After adapting the subscription-based platform to accommodate cost-effectiveness scales, the CMS has proven to be so successful with only word-of-mouth marketing that Doorley, CEO and co-founder, has spun it off into its own business, Yellowstone Technologies. The platform, after development at Crystal City’s 1776, is ready for launch this week.
Yellowstone — the work-in-progress codename for the project eventually stuck — answers a vast number of needs for membership-based organizations, of which there are many. Nonprofits, churches, sports groups, clubs, Scout troops and the like with dozens or hundreds of members have the same needs as Yellowstone’s other target clients: international and national organizations with hundreds of thousands of members.
“The goal is to make it cost effective and affordable to all of them,” Doorley says. “We don’t want to have to differentiate between a running club with 25 people and a local diocese that has a couple of dozen chapters and tens of thousands of members.”
Yellowstone helps organize and disseminate the valuable communications an organization requires to keep everyone — or segmented fractions of everyone — in the loop and on the same page. It also frictionlessly interfaces with existing products, such as Google Groups, iCal and various tools used by nonprofits.
Even existing blog posts, photos, calendars, newsletters and other materials are sent to mobile devices in a readable format.
As for other products that do similar things, Doorley points out that Facebook Groups and Google Groups, for example, “are tools that facilitate digital communities. We’re trying to build tools that facilitate in-person communities.”
A church is a good example, and Yellowstone is conducting trials with Arlington churches. One communications director, Doorley says, complained that no one was reading the church newsletter, the main organ for communicating to the congregation. “She sees [Yellowstone] as a replacement for their newsletter,” Doorley says. “They hope to make it useful and get it to where people are.”
One area union is already using Yellowstone, and even in the beta testing stage it’s a hit.
“This application is probably the most essential thing we need in communicating,” says Korey Hines, the secretary and treasurer of the Annandale-based Communications Workers of America Local 2222.
Hines noticed that the national CWA was using a nifty mobile application — Yellowstone, as it turns out — and asked for a version for his own chapter. “I liked the layout and the fact they customized it for our mission,” he says. “They weren’t just giving us a product and walking away.”
With nearly 800 members and a fading interest in emailed information, Hines enlisted Yellowstone Technologies to develop a way to communicate vital information, but to “filter it down to just the groups that need the information at that time.”
It works, and Hines is happy with the results.
Funding for Yellowstone Technologies is a combination of “bootstrap, client services and equity,” Doorley says. “We have talked to a few people about fundraising but not actively pursued it yet.”
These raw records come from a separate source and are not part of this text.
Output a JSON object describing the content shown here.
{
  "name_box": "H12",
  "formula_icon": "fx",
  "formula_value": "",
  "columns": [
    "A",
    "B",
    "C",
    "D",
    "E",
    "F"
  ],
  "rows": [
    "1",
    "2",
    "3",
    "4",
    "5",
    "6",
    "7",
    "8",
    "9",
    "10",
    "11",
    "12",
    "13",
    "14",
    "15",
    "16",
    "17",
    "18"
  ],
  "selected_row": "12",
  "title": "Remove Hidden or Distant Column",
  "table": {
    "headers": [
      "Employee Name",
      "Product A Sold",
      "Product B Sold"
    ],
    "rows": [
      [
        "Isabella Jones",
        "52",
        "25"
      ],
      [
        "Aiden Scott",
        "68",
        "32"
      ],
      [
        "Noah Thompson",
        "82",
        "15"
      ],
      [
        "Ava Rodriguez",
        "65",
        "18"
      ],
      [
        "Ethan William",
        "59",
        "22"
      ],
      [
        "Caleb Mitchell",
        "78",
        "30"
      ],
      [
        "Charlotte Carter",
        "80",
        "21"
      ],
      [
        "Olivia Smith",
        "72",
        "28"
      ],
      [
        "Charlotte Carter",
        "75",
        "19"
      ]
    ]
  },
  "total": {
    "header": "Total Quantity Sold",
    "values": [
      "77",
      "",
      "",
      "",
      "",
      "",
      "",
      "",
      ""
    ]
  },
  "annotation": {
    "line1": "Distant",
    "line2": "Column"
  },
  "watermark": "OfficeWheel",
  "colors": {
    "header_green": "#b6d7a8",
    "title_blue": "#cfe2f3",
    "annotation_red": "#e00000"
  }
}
This isn’t Doorley’s first foray into the startup world. In fact, one of his endeavors is still going strong although he’s relinquished many of his duties: United Karaoke. United Karaoke is a national chain of team-based karaoke leagues — yes, competitive karaoke.
Wait, aren’t those teams considered membership-based organizations? Is that an opportunity for Yellowstone?
“Actually,” Doorley says, “we’ve discussed that. It’s a membership-based organization I would love have using Yellowstone.”